A stint with the Royal Navy Reserve taught him even more valuable skills, and following some private care home work and time as a touring musician, he joined Balhousie Care Group in 2014. “I applied to ASC The Grange in Balbeggie to start as a Senior Support Worker. I contacted Head Office through my managers and requested that they help me with day release to City University, so that I could complete my return to nursing practice. I’m so grateful that Balhousie supported me through this. I managed to do it without losing hours on the floor, and completed it in 10 weeks.”
Tony was promoted to Senior Nurse with ASC, then last year took up the position of Lead Nurse.
He has some clear advice to new nurses: “Stay focused on the values and be positive in their approach. Get to know your service users and their families, continue to strive to do the best you can by obtaining knowledge and sharing that knowledge within your team. We all learn something new every day.”
It’s thanks to a trip to a Job Centre many years ago that Nikki Sanderson took up nursing. Before that, it was the last thing she was considering as a career.
“Nursing was not a first choice to me as I had grown up with my father being a trained nurse and seen the sometimes unsocial and long hours he had worked,” she says. “On a trip to the job centre in my late teens on a miserable day after a boring day at work as a cash clerk, I was charmed by a gentleman selling nursing as a career choice and that was the start of it.”
That was 26 years ago, and Nikki has held various care home nursing posts since, from junior staff to deputy and manager posts. She is currently Home Manager at Balhousie Huntly in Aberdeenshire.
“I have worked at Balhousie Huntly since it opened in November 2012, when I started as a part time night staff nurse. At Balhousie I have always had support to progress, including funding for my SVQ4. The staff at Huntly are a great bunch and always try to give the best care they can and support each other well in this aim.

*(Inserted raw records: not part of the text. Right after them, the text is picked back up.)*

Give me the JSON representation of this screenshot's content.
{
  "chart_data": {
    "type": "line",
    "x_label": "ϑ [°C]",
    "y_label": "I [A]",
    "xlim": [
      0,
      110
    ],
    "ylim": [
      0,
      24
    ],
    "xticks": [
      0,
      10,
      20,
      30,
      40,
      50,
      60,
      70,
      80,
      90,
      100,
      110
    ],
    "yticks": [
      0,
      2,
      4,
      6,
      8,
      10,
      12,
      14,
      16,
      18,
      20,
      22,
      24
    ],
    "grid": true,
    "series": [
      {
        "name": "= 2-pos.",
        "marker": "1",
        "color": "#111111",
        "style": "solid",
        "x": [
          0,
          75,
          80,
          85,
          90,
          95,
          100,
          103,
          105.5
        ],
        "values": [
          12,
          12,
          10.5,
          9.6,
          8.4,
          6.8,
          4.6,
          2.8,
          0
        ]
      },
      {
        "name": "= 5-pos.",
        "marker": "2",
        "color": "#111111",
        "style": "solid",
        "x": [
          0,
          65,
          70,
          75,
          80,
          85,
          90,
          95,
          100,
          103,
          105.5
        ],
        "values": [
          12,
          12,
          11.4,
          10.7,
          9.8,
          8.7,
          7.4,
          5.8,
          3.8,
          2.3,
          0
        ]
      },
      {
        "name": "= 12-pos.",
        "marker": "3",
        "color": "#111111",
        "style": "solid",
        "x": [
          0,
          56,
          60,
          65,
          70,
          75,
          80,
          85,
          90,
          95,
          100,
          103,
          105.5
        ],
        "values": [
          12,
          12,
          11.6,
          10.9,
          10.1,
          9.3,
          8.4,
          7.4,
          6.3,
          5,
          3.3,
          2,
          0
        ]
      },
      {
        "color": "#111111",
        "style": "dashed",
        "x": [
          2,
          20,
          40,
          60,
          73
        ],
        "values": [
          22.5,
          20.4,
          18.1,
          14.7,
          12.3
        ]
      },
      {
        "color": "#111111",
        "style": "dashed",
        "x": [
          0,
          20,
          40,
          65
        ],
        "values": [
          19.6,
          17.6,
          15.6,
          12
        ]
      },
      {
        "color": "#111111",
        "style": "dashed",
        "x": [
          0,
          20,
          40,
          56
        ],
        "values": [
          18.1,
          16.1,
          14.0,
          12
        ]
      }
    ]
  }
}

For Nikki, the support across departments is crucial to everyone getting a great job done. “There is always someone who can answer a question or listen to concerns and this helps greatly.”
Her words of wisdom for would-be or new nurses? “My advice to anyone starting out is that it is not always easy and we all work long hours but the sense of achievement you get when you receive a smile and a thank you is immense, almost better than chocolate!”